El señor Winston Churchill, líder irascible de Inglaterra durante la Segunda Guerra Mundial, es uno de los más nombrados de los tiempos modernos. Lo que muchas personas olvidan es que también está vinculado con una de las derrotas más viles de la historia de Inglaterra contemporánea, la campaña Galípoli, de la Primera Guerra Mundial, que le obligó a presentar su dimisión del Almirantazgo en 1915 y casi destruyó su carrera.
¿Claudicar? ¡No Winston Churchill! De hecho, veinticinco años después, el 10 de mayo de 1940, sucedió a Chamberlain como primer ministro.
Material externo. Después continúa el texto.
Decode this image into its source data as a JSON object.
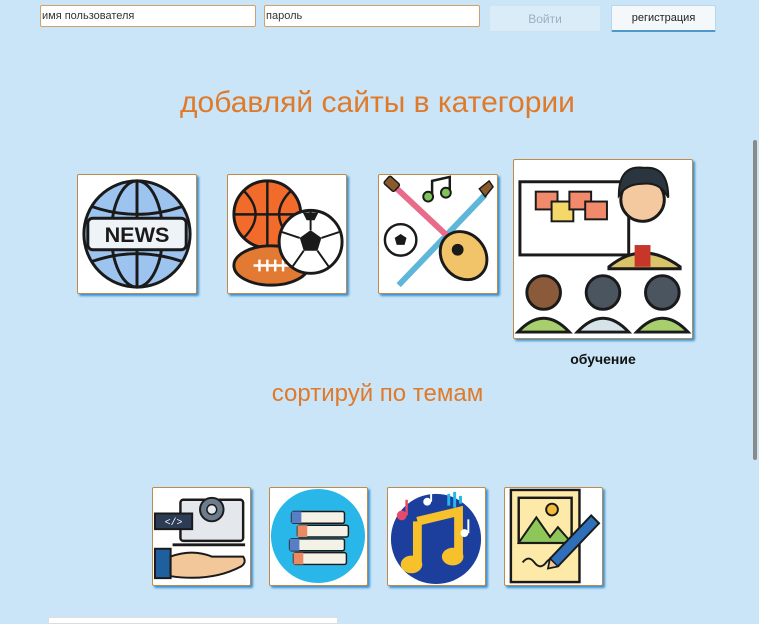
{
  "header": {
    "username_placeholder": "имя пользователя",
    "password_placeholder": "пароль",
    "login_label": "Войти",
    "register_label": "регистрация"
  },
  "main": {
    "heading_categories": "добавляй сайты в категории",
    "heading_topics": "сортируй по темам",
    "categories": [
      {
        "icon": "news-globe-icon"
      },
      {
        "icon": "sports-balls-icon"
      },
      {
        "icon": "hobbies-guitar-icon"
      },
      {
        "icon": "education-classroom-icon",
        "caption": "обучение"
      }
    ],
    "topics": [
      {
        "icon": "coding-hand-icon"
      },
      {
        "icon": "books-stack-icon"
      },
      {
        "icon": "music-note-icon"
      },
      {
        "icon": "drawing-picture-icon"
      }
    ]
  },
  "colors": {
    "background": "#c9e5f7",
    "heading": "#e07a2a",
    "card_border": "#c08a4a",
    "card_shadow": "#3a8fd0"
  }
}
Los días posteriores, sin embargo, fueron considerados los más sombríos de toda la historia inglesa.
La Segunda Guerra Mundial trajo consigo Dunkerque y el desplomo de Francia. Londres fue bombardeado durante toda la noche, por aquel bien conocido ataque relámpago. Era precisamente en esas ocasiones que Churchill urgía a sus compatriotas a conducirse de tal modo que, “si el Imperio Británico y su nación perdurara por miles de años, los hombres pudieran decir: Este fue su mejor momento.”
¿Dudó Churchill alguna vez acerca del desenlace del conflicto mundial que amenazaba con destruir todo lo que él amaba? Sería humano. Independientemente, vivió en carne propia el reto que hiciera a los hombres de su nación. Se condujo a sí mismo, tan efectivamente, que los historiadores consideran que aquel tiempo fue “su mejor hora”. En términos sencillos: “Anduvo el camino y fue eco de sus palabras.”
En ese sentido, Churchill y otros líderes mundiales que admiramos, no difieren tanto de nosotros. También enfrentamos el reto de vivir a diario con integridad y existencia, de modo que sea dicho de nosotros, que cuando enfrentamos desafíos, fue nuestra mejor hora.